On domestic and foreign policy, Putin continues to position himself as the country's undisputed leader. He has persuaded many of his close associates to leave the Presidential Administration and has installed them in United Russia (Putin's political party) or the Duma. The Presidential Party, for its part, continues to make guarded, not to mention critical, comments of the new president.

So, at present Dmitry Medvedev seems to have little room for manoeuvre. And notwithstanding his repeated assertions that he alone will decide the course of the country, he has no loyal team surrounding him and in fact seems rather isolated. The figure of Medvedev may well end up polarizing the competition between liberal circles and those of the more hawkish siloviki (men of the army, militia, and special and secret services).

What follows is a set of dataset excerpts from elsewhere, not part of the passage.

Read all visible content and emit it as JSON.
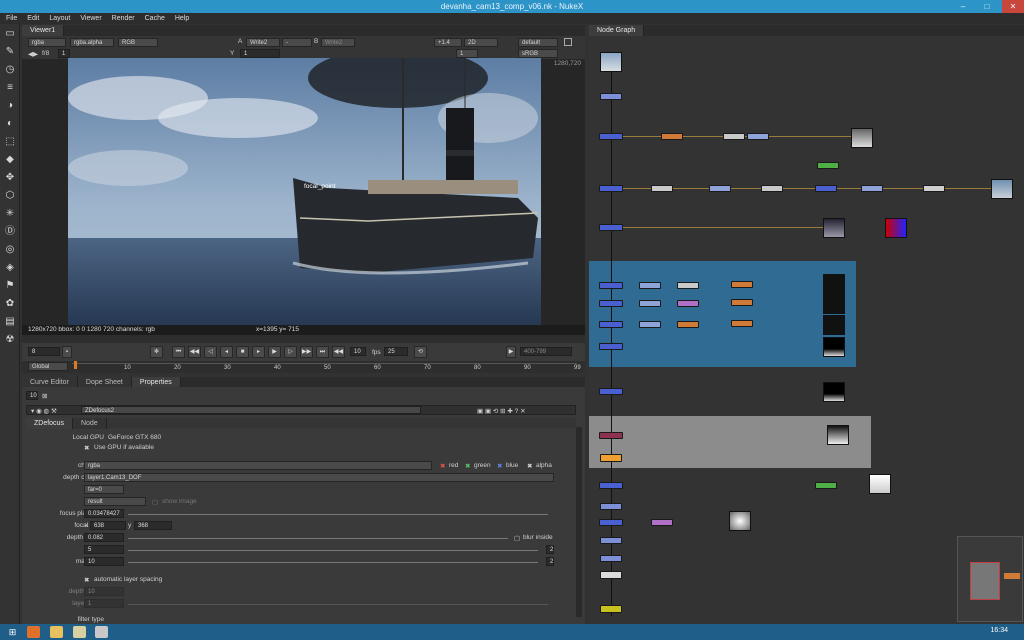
{
  "window": {
    "title": "devanha_cam13_comp_v06.nk - NukeX",
    "minimize": "–",
    "maximize": "□",
    "close": "✕"
  },
  "menu": [
    "File",
    "Edit",
    "Layout",
    "Viewer",
    "Render",
    "Cache",
    "Help"
  ],
  "viewer": {
    "tab": "Viewer1",
    "channels": "rgba",
    "alpha_channel": "rgba.alpha",
    "colorspace_in": "RGB",
    "input_a_label": "A",
    "input_a": "Write2",
    "wipe": "-",
    "input_b_label": "B",
    "input_b": "Write2",
    "gain": "+1.4",
    "view_mode": "2D",
    "lut": "default",
    "output_lut": "sRGB",
    "fstop_label": "f/8",
    "frame_step": "1",
    "y_label": "Y",
    "y_value": "1",
    "proxy": "1",
    "resolution_tag": "1280,720",
    "focal_label": "focal_point",
    "status_left": "1280x720 bbox: 0 0 1280 720 channels: rgb",
    "status_coords": "x=1395 y= 715"
  },
  "transport": {
    "current_frame": "8",
    "increment": "10",
    "fps_label": "fps",
    "fps": "25",
    "range": "400-799",
    "scope": "Global",
    "ticks": [
      "0",
      "10",
      "20",
      "30",
      "40",
      "50",
      "60",
      "70",
      "80",
      "90",
      "99"
    ]
  },
  "panel_tabs": [
    "Curve Editor",
    "Dope Sheet",
    "Properties"
  ],
  "properties": {
    "max_panels": "10",
    "node_name": "ZDefocus2",
    "subtabs": [
      "ZDefocus",
      "Node"
    ],
    "local_gpu_label": "Local GPU",
    "local_gpu": "GeForce GTX 680",
    "use_gpu": "Use GPU if available",
    "channels_label": "channels",
    "channels": "rgba",
    "channel_toggles": [
      "red",
      "green",
      "blue",
      "alpha"
    ],
    "depth_channel_label": "depth channel",
    "depth_channel": "layer1.Cam13_DOF",
    "math_label": "math",
    "math": "far=0",
    "output_label": "output",
    "output": "result",
    "show_image": "show image",
    "focus_plane_label": "focus plane (C)",
    "focus_plane": "0.03478427",
    "focal_point_label": "focal point",
    "focal_x_label": "x",
    "focal_x": "638",
    "focal_y_label": "y",
    "focal_y": "368",
    "dof_label": "depth of field",
    "dof": "0.082",
    "blur_inside": "blur inside",
    "size_label": "size",
    "size": "5",
    "maximum_label": "maximum",
    "maximum": "10",
    "auto_layer": "automatic layer spacing",
    "depth_layers_label": "depth layers",
    "depth_layers": "10",
    "layer_curve_label": "layer curve",
    "layer_curve": "1",
    "filter_type_label": "filter type",
    "spin_2": "2"
  },
  "node_graph": {
    "tab": "Node Graph"
  },
  "taskbar": {
    "time": "16:34"
  },
  "colors": {
    "titlebar": "#2d94c8",
    "backdrop_blue": "#2f6b93",
    "backdrop_gray": "#8c8c8c",
    "node_blue": "#4a5fd0",
    "node_orange": "#d07a3a",
    "node_green": "#4fae45",
    "node_yellow": "#c8c21e"
  }
}
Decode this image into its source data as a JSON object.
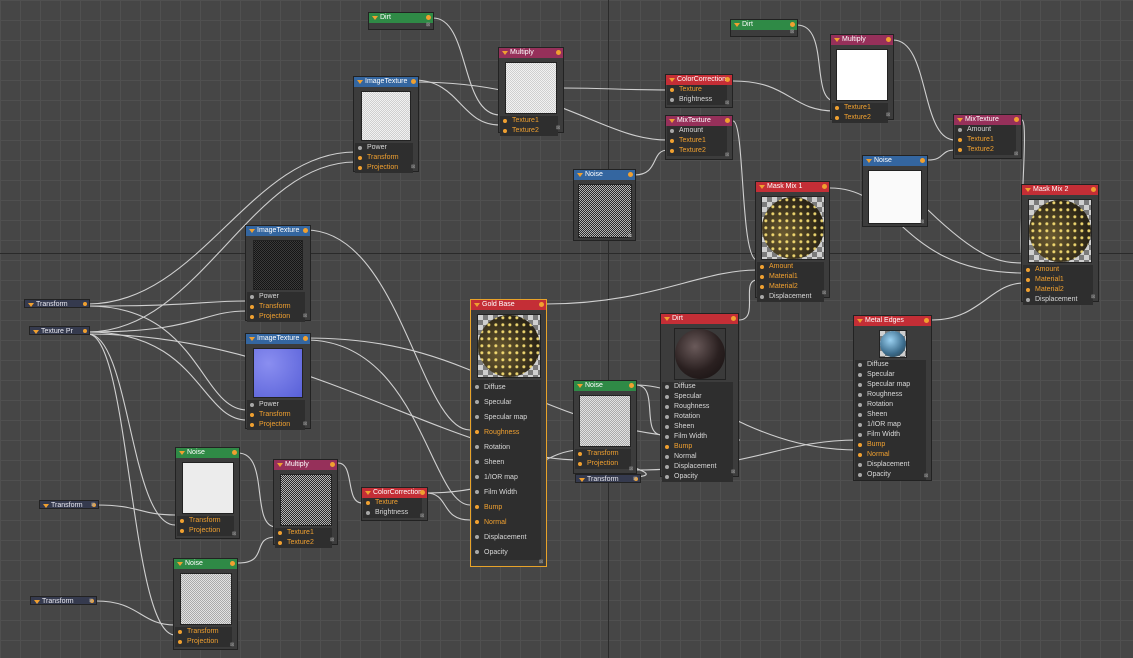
{
  "nodes": {
    "dirt1": {
      "title": "Dirt"
    },
    "dirt2": {
      "title": "Dirt"
    },
    "multiply1": {
      "title": "Multiply",
      "ports": [
        "Texture1",
        "Texture2"
      ]
    },
    "multiply2": {
      "title": "Multiply",
      "ports": [
        "Texture1",
        "Texture2"
      ]
    },
    "multiply3": {
      "title": "Multiply",
      "ports": [
        "Texture1",
        "Texture2"
      ]
    },
    "image1": {
      "title": "ImageTexture",
      "ports": [
        "Power",
        "Transform",
        "Projection"
      ]
    },
    "image2": {
      "title": "ImageTexture",
      "ports": [
        "Power",
        "Transform",
        "Projection"
      ]
    },
    "image3": {
      "title": "ImageTexture",
      "ports": [
        "Power",
        "Transform",
        "Projection"
      ]
    },
    "cc1": {
      "title": "ColorCorrection",
      "ports": [
        "Texture",
        "Brightness"
      ]
    },
    "cc2": {
      "title": "ColorCorrection",
      "ports": [
        "Texture",
        "Brightness"
      ]
    },
    "mix1": {
      "title": "MixTexture",
      "ports": [
        "Amount",
        "Texture1",
        "Texture2"
      ]
    },
    "mix2": {
      "title": "MixTexture",
      "ports": [
        "Amount",
        "Texture1",
        "Texture2"
      ]
    },
    "noise1": {
      "title": "Noise"
    },
    "noise2": {
      "title": "Noise"
    },
    "noise3": {
      "title": "Noise",
      "ports": [
        "Transform",
        "Projection"
      ]
    },
    "noise4": {
      "title": "Noise",
      "ports": [
        "Transform",
        "Projection"
      ]
    },
    "noise5": {
      "title": "Noise",
      "ports": [
        "Transform",
        "Projection"
      ]
    },
    "maskmix1": {
      "title": "Mask Mix 1",
      "ports": [
        "Amount",
        "Material1",
        "Material2",
        "Displacement"
      ]
    },
    "maskmix2": {
      "title": "Mask Mix 2",
      "ports": [
        "Amount",
        "Material1",
        "Material2",
        "Displacement"
      ]
    },
    "goldbase": {
      "title": "Gold Base",
      "ports": [
        "Diffuse",
        "Specular",
        "Specular map",
        "Roughness",
        "Rotation",
        "Sheen",
        "1/IOR map",
        "Film Width",
        "Bump",
        "Normal",
        "Displacement",
        "Opacity"
      ]
    },
    "dirtmat": {
      "title": "Dirt",
      "ports": [
        "Diffuse",
        "Specular",
        "Roughness",
        "Rotation",
        "Sheen",
        "Film Width",
        "Bump",
        "Normal",
        "Displacement",
        "Opacity"
      ]
    },
    "metaledges": {
      "title": "Metal Edges",
      "ports": [
        "Diffuse",
        "Specular",
        "Specular map",
        "Roughness",
        "Rotation",
        "Sheen",
        "1/IOR map",
        "Film Width",
        "Bump",
        "Normal",
        "Displacement",
        "Opacity"
      ]
    }
  },
  "pointers": {
    "transform1": "Transform",
    "texturepr": "Texture Pr",
    "transform2": "Transform",
    "transform3": "Transform",
    "transform4": "Transform"
  },
  "resize_glyph": "⊠",
  "colors": {
    "background": "#464646",
    "selection": "#e8a32a",
    "active_port": "#f0a030"
  }
}
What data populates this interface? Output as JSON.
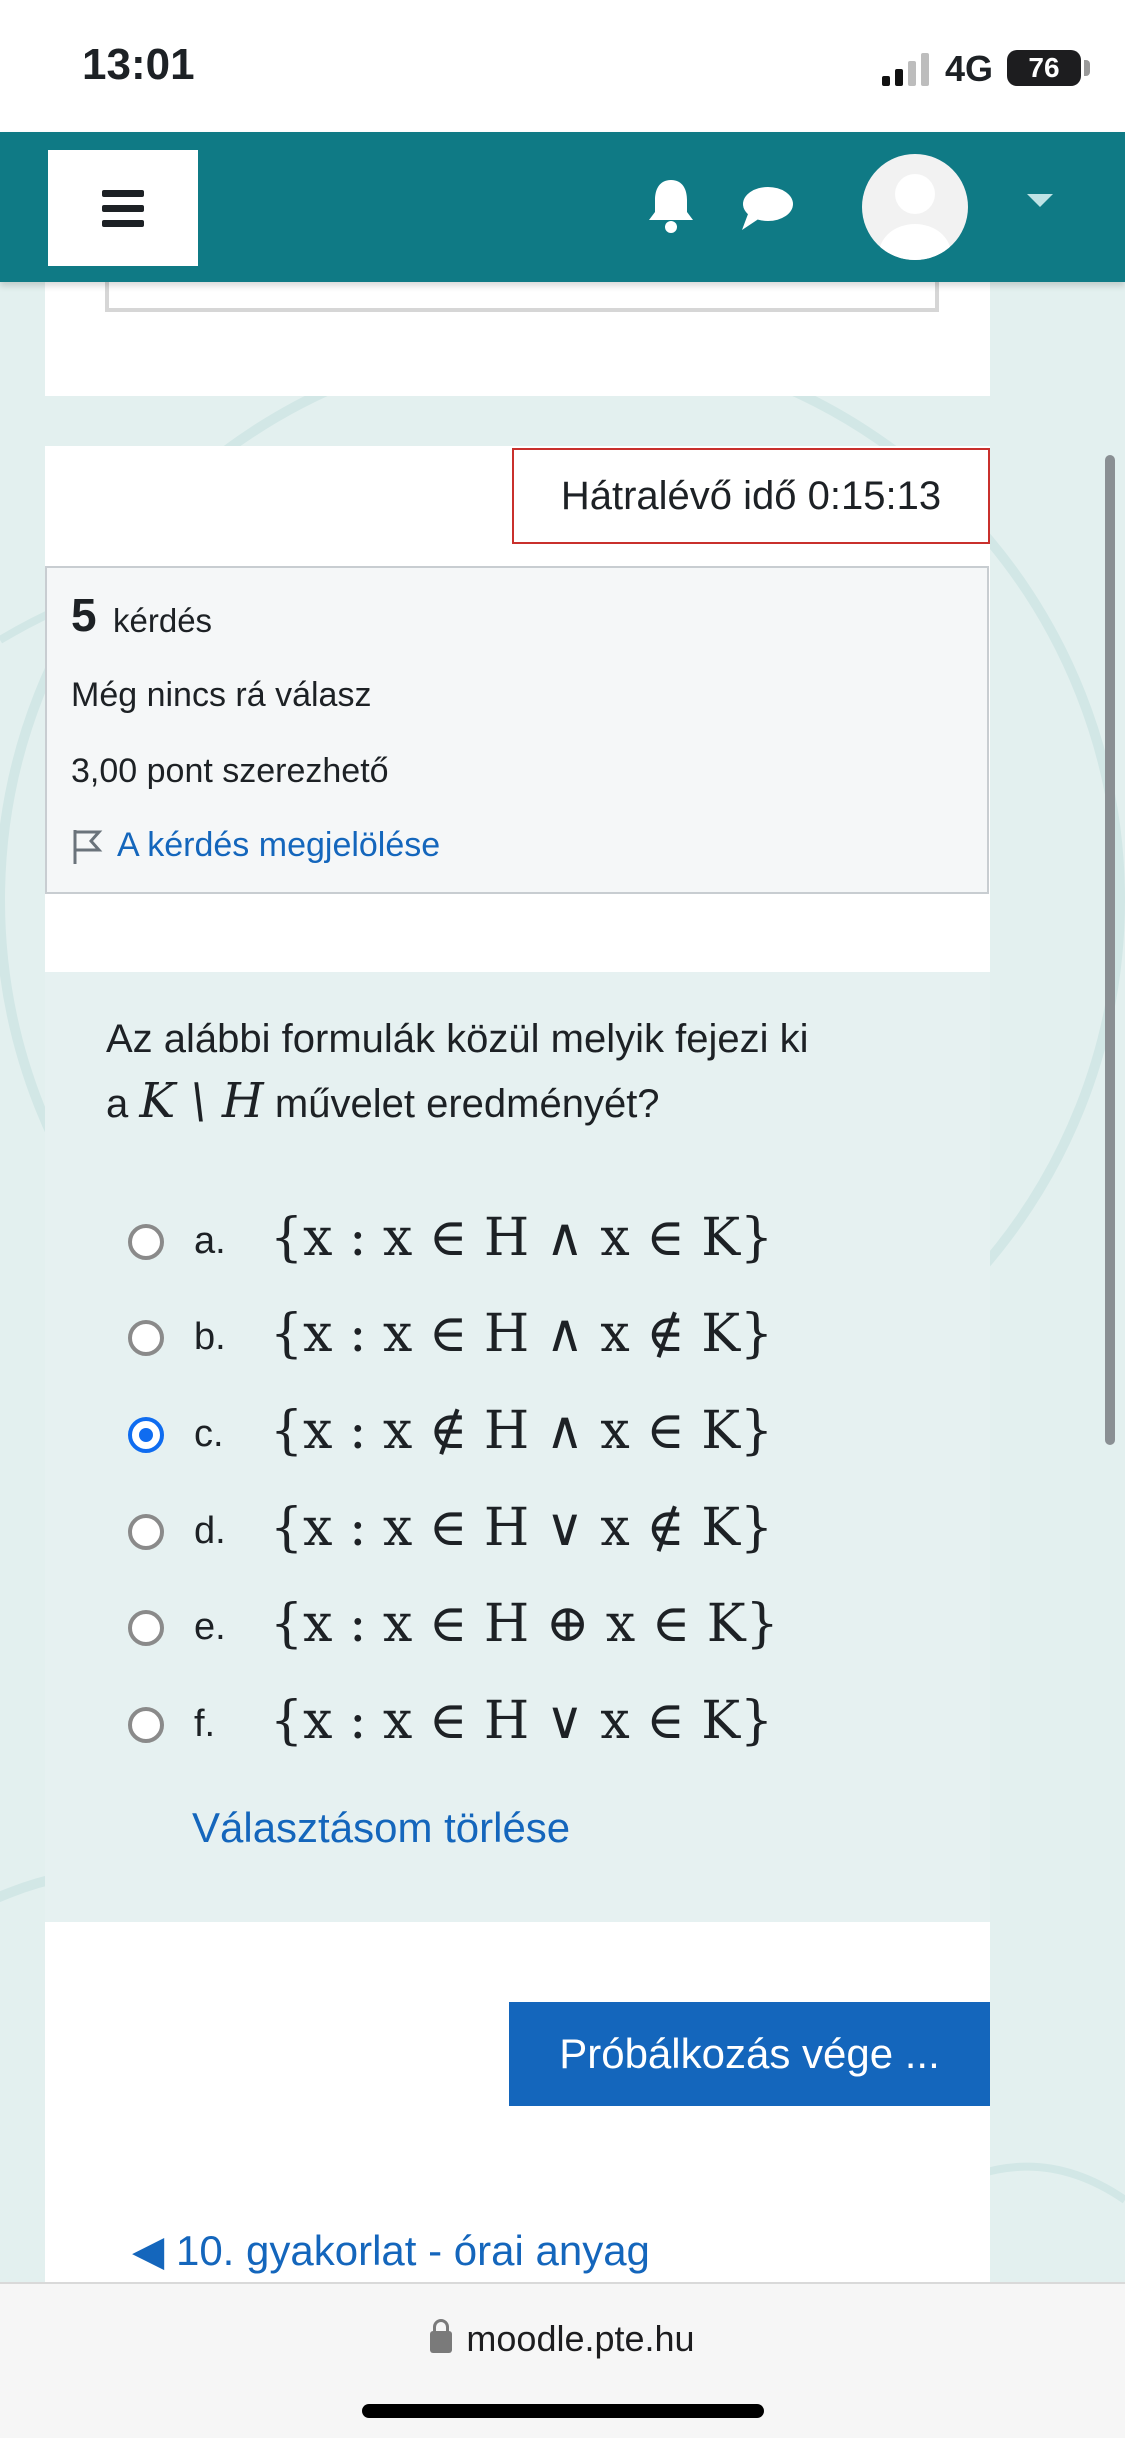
{
  "status_bar": {
    "time": "13:01",
    "network": "4G",
    "battery": "76"
  },
  "navbar": {
    "menu_icon": "hamburger-icon",
    "notifications_icon": "bell-icon",
    "messages_icon": "chat-bubble-icon",
    "user_icon": "user-avatar",
    "dropdown_icon": "caret-down-icon",
    "brand_color": "#0f7a85"
  },
  "quiz": {
    "timer": "Hátralévő idő 0:15:13",
    "question_number": "5",
    "question_label": "kérdés",
    "state": "Még nincs rá válasz",
    "grade": "3,00 pont szerezhető",
    "flag_label": "A kérdés megjelölése",
    "question_text_1": "Az alábbi formulák közül melyik fejezi ki",
    "question_text_2_prefix": "a",
    "question_math": "K \\ H",
    "question_text_2_suffix": "művelet eredményét?",
    "answers": [
      {
        "letter": "a.",
        "formula": "{x : x ∈ H ∧ x ∈ K}",
        "selected": false
      },
      {
        "letter": "b.",
        "formula": "{x : x ∈ H ∧ x ∉ K}",
        "selected": false
      },
      {
        "letter": "c.",
        "formula": "{x : x ∉ H ∧ x ∈ K}",
        "selected": true
      },
      {
        "letter": "d.",
        "formula": "{x : x ∈ H ∨ x ∉ K}",
        "selected": false
      },
      {
        "letter": "e.",
        "formula": "{x : x ∈ H ⊕ x ∈ K}",
        "selected": false
      },
      {
        "letter": "f.",
        "formula": "{x : x ∈ H ∨ x ∈ K}",
        "selected": false
      }
    ],
    "clear_choice": "Választásom törlése",
    "finish_button": "Próbálkozás vége ...",
    "prev_link": "◀ 10. gyakorlat - órai anyag",
    "accent_color": "#1466bc"
  },
  "browser": {
    "url": "moodle.pte.hu"
  }
}
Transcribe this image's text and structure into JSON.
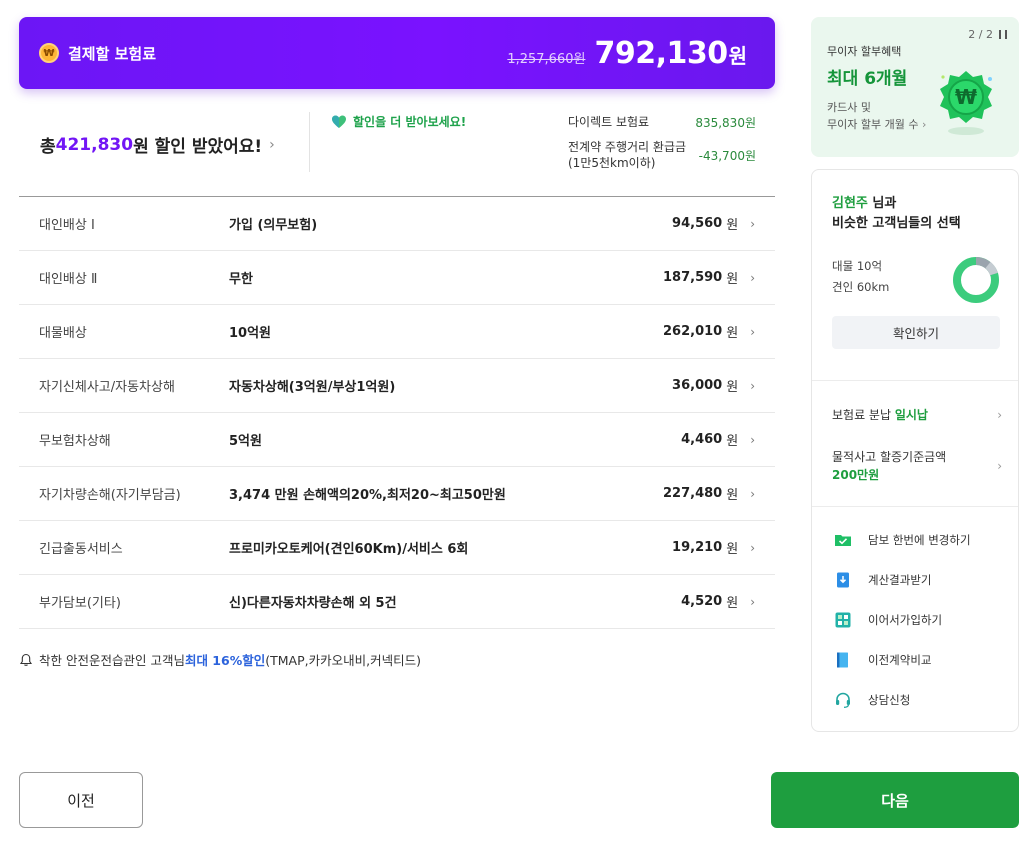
{
  "premium": {
    "label": "결제할 보험료",
    "original_price": "1,257,660원",
    "final_price": "792,130",
    "unit": "원"
  },
  "discount": {
    "prefix": "총 ",
    "amount": "421,830",
    "suffix": "원 할인 받았어요!",
    "more_text": "할인을 더 받아보세요!"
  },
  "direct": {
    "rows": [
      {
        "label": "다이렉트 보험료",
        "value": "835,830원"
      },
      {
        "label_line1": "전계약 주행거리 환급금",
        "label_line2": "(1만5천km이하)",
        "value": "-43,700원"
      }
    ]
  },
  "coverages": [
    {
      "name": "대인배상 Ⅰ",
      "value": "가입 (의무보험)",
      "price": "94,560",
      "unit": "원"
    },
    {
      "name": "대인배상 Ⅱ",
      "value": "무한",
      "price": "187,590",
      "unit": "원"
    },
    {
      "name": "대물배상",
      "value": "10억원",
      "price": "262,010",
      "unit": "원"
    },
    {
      "name": "자기신체사고/자동차상해",
      "value": "자동차상해(3억원/부상1억원)",
      "price": "36,000",
      "unit": "원"
    },
    {
      "name": "무보험차상해",
      "value": "5억원",
      "price": "4,460",
      "unit": "원"
    },
    {
      "name": "자기차량손해(자기부담금)",
      "value": "3,474 만원 손해액의20%,최저20~최고50만원",
      "price": "227,480",
      "unit": "원"
    },
    {
      "name": "긴급출동서비스",
      "value": "프로미카오토케어(견인60Km)/서비스 6회",
      "price": "19,210",
      "unit": "원"
    },
    {
      "name": "부가담보(기타)",
      "value": "신)다른자동차차량손해 외 5건",
      "price": "4,520",
      "unit": "원"
    }
  ],
  "notice": {
    "prefix": "착한 안전운전습관인 고객님 ",
    "highlight": "최대 16%할인",
    "suffix": "(TMAP,카카오내비,커넥티드)"
  },
  "buttons": {
    "prev": "이전",
    "next": "다음"
  },
  "promo": {
    "pager": "2 / 2",
    "subtitle": "무이자 할부혜택",
    "title": "최대 6개월",
    "desc_line1": "카드사 및",
    "desc_line2": "무이자 할부 개월 수",
    "badge_symbol": "₩"
  },
  "choice": {
    "customer_name": "김현주",
    "title_suffix": " 님과",
    "title_line2": "비슷한 고객님들의 선택",
    "items": [
      "대물 10억",
      "견인 60km"
    ],
    "confirm_label": "확인하기"
  },
  "options": [
    {
      "label": "보험료 분납 ",
      "value": "일시납"
    },
    {
      "label": "물적사고 할증기준금액",
      "value": "200만원"
    }
  ],
  "menu": [
    {
      "label": "담보 한번에 변경하기",
      "icon": "folder-check-icon"
    },
    {
      "label": "계산결과받기",
      "icon": "download-doc-icon"
    },
    {
      "label": "이어서가입하기",
      "icon": "continue-grid-icon"
    },
    {
      "label": "이전계약비교",
      "icon": "compare-book-icon"
    },
    {
      "label": "상담신청",
      "icon": "headset-icon"
    }
  ],
  "colors": {
    "brand_purple": "#7216f5",
    "brand_green": "#1e9e3f",
    "highlight_blue": "#2c63dc"
  }
}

Putin, by contrast, managed to balance their power relations with relative success.

This new diarchic system is also going to have to handle an international situation ripe for major tensions, most especially in Georgia, where Kosovo's independence has reopened the question of the secessionist regions of Abkhazia and South Ossetia.

In this context, both this year's great May 9 military parade—to show off Russia's new missiles and tanks in the Red Square and mark its return as a military power—and the present discussions on whether to have Mischa—the bear that was the emblem of the 1980 Moscow Olympic games—as the official mascot of the 2014 Sochi winter Olympics, confirm today that references to Soviet-era grandeur can still act as key elements of consensus among Russian political elites. The tone of Medvedev's recent speech at the St. Petersburg International Economic Forum also underscored Russia's continued frustration with U.S. claims to global hegemony and further pushed Russia's agenda to become a world economic power.